Uniform spheroids of U87 and U251 GB linear human cells were formed using a micro-moulded 3D petri dishes prepared from gelled agarose. These spheroids were treated with different concentrations of TMZ and PF for a duration of 3 weeks. The effect of the drugs on tumour growth was carried out by measuring the spheroids’ diameters over the course of the treatments. Monolayer (2D) culture using the same cells and treatment was also be carried out in parallel as a control. The effect of the drug combination on cell cycle and signalling pathway were assessed using flow cytometry and mass spectrometry respectively.
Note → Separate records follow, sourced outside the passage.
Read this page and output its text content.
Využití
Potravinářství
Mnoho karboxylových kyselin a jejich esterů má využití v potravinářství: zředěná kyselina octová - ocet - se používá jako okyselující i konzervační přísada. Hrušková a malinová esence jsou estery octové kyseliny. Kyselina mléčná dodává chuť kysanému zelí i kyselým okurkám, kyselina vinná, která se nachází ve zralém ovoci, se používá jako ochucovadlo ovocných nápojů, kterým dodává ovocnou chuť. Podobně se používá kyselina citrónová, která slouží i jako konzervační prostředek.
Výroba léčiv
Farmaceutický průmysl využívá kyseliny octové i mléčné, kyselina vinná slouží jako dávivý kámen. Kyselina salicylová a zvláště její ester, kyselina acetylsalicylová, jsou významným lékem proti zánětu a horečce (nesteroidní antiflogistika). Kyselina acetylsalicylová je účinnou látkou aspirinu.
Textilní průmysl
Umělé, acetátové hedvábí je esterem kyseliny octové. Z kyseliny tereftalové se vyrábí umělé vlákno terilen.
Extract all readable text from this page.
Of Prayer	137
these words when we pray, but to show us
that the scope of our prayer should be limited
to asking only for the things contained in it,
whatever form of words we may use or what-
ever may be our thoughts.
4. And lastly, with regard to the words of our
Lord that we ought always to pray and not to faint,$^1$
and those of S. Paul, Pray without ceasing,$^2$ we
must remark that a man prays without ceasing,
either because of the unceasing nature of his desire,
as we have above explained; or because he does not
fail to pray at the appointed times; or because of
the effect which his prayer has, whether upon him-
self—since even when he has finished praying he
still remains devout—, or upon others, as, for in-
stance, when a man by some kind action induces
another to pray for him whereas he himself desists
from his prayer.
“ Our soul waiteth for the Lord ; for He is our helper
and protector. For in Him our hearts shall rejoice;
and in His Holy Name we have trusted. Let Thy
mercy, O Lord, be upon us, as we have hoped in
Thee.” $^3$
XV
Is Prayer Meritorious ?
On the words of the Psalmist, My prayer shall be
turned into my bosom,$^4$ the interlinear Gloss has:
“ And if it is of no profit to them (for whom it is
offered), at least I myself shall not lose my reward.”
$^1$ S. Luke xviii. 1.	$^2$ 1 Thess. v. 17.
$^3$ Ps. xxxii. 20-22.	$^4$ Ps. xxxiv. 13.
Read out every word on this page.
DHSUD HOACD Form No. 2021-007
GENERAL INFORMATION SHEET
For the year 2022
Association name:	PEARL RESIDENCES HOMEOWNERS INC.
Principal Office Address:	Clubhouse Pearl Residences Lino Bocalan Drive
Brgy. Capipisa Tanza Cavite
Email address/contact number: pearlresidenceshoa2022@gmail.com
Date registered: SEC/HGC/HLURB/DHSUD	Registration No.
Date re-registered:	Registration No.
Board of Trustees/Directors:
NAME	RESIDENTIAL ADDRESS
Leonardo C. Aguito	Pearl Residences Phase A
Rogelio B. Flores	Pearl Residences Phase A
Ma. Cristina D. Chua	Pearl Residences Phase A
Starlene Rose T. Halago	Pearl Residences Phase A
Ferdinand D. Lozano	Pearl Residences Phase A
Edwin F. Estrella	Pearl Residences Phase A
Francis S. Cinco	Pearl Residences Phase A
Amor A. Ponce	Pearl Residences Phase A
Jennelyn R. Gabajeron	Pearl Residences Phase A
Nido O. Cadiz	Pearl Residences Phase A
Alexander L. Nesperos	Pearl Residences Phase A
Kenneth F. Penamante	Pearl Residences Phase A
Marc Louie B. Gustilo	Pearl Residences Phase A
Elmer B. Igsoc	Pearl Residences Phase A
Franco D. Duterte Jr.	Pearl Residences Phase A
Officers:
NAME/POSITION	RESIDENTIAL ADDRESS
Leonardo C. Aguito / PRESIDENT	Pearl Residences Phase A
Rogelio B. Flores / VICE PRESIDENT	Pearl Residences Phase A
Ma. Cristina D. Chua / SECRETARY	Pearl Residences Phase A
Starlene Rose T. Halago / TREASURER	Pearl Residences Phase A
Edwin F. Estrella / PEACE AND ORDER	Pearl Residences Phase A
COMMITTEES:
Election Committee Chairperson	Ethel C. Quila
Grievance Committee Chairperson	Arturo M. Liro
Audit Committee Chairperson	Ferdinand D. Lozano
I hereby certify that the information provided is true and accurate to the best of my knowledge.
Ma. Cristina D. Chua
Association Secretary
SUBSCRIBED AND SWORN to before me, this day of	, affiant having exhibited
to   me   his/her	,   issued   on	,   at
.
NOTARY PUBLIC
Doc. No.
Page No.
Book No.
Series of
The results revealed strong synergistic effect of TMZ and PF in 2D cultures of U87 and U251 cells. In U87 spheroids, IC50 were achieved at 10 μM TMZ and 3000 μM PF concentrations after 3 weeks incubation with individual drugs. In U251, there were no statistically significant effects of the drugs on spheroid size over 3 weeks. However, the cell cycle analysis revealed that TMZ caused cell growth arrest in S and G2 phase in both U87 and U251 grown in 2D while PF showed no statistically significant effects in U87 cell cycle.
In conclusion, PF significantly inhibited the growth of U87 3D spheroids and did not affect the size of U251 spheroids. Cell cycle analysis and proteomic analysis are being performed to test the effect of combined TMZ and PF and the mechanisms of their effects.